Gilbert Lascault & Denis Pouppeville, Les Fumeuses fatales, Editions Fata Morgana, Frontfroide le Haut, 2016, 56 pages, 12 €, ISBN : 978-2-85194-956-1.

Nous voici presque malgré nous ramenés par Lascault et Pouppeville à un espace de la déposition s’agissant du corps en tant qu’objet de perte et de résurrection. Le secret vient une fois de plus affirmer son autorité dans le lit des fées de la légende arthurienne dont il ne reste toutefois plus grand chose… Pareilles au jeune Igitur de Mallarmé descendant dans “ le caveau des siens ” les voici s’introduisant dans la couche où  leur  “ moi pur ” veut se confondre avec celui d’un seul amant. Le trio est donc infernal. Les fées n’ont rien de Princesses au bois dormant. Celui de l’amant brûle de leurs feux.
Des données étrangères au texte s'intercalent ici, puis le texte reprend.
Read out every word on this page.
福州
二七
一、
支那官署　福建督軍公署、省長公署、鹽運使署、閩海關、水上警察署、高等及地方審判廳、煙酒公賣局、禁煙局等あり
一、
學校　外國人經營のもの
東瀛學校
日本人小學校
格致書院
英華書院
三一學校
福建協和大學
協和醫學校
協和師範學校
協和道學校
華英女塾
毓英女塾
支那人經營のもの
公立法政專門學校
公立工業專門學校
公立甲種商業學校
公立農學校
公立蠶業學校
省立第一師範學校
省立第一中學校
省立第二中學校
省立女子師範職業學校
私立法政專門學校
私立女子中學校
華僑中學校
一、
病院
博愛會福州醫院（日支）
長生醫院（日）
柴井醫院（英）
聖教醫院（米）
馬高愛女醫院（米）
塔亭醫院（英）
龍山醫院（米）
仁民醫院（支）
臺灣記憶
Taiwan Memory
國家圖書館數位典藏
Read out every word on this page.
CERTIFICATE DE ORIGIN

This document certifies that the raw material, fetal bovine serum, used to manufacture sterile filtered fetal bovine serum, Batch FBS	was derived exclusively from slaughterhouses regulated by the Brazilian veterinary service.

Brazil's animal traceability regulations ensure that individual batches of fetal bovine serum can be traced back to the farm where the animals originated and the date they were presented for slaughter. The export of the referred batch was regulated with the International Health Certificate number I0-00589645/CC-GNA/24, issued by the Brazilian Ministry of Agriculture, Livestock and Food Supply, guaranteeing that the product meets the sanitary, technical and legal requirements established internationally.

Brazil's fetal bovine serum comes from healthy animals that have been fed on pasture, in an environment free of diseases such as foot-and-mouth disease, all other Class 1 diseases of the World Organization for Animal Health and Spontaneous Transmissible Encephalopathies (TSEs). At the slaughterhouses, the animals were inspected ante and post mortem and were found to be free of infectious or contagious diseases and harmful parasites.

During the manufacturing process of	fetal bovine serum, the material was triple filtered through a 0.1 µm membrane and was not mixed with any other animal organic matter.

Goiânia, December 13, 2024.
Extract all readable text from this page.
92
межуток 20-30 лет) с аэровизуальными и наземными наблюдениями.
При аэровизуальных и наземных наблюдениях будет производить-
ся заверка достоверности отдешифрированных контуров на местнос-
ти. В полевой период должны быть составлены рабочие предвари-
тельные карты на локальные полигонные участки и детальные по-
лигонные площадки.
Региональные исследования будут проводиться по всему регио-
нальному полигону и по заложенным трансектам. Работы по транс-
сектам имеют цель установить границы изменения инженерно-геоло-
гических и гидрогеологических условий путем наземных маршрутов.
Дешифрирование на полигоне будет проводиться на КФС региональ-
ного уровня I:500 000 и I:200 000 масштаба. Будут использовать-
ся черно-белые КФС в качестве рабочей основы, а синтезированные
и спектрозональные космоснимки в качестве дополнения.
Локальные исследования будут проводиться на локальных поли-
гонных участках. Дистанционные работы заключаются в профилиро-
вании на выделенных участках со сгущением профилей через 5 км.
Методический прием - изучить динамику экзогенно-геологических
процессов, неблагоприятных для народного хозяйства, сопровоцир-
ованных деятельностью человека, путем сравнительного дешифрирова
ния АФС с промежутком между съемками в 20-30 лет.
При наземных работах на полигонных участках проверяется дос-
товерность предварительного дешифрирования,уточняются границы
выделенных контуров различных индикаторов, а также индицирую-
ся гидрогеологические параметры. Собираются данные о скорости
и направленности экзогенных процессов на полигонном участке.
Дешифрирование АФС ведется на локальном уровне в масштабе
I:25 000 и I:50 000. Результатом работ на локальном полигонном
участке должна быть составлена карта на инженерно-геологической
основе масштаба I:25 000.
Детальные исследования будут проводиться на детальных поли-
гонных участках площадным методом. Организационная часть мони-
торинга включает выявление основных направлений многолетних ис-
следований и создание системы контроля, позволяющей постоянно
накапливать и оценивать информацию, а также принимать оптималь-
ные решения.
Inspirée par les caricatures et l’univers de Pouppeville, la fable ne caresse aucune morale. Sinon celle qui consisterait à se demander si pour l’amant celui où il est venu se coucher était le bon. Avec ses bonnes (du moins en apparence) fées il est – devant leurs bijoux – ravi. Mais qui  est présent à l’heure dite ? Qui fausse les cartes ? Car dès la première vision il s’agit d’une question d’ensevelissement sinon de prise. La question de l’être reste celle du mystère, du secret, comme lorsque le phallus s’enfonce et joue dans la crypte ouverte, faisant du vide un plein et de trois amants des gisants de l’apparentement.

A partir de là le voyeur croit voir le jour. Mais les fantasmes espérés ne sont pas au rendez-vous. L’espace  est obscur en sa clarté.  Le voyeur est là où les ombres passent et disparaissent. Comme un animal il cherche une cachette au moment où les fées gémellaires ouvrent un autre tombeau que celui de leur couche pour que le « troisième homme » tombe dedans. Car – comme dans tout conte – il faut que ça saigne : après une partie de six jambons les « grincesses » se muent en charcutières.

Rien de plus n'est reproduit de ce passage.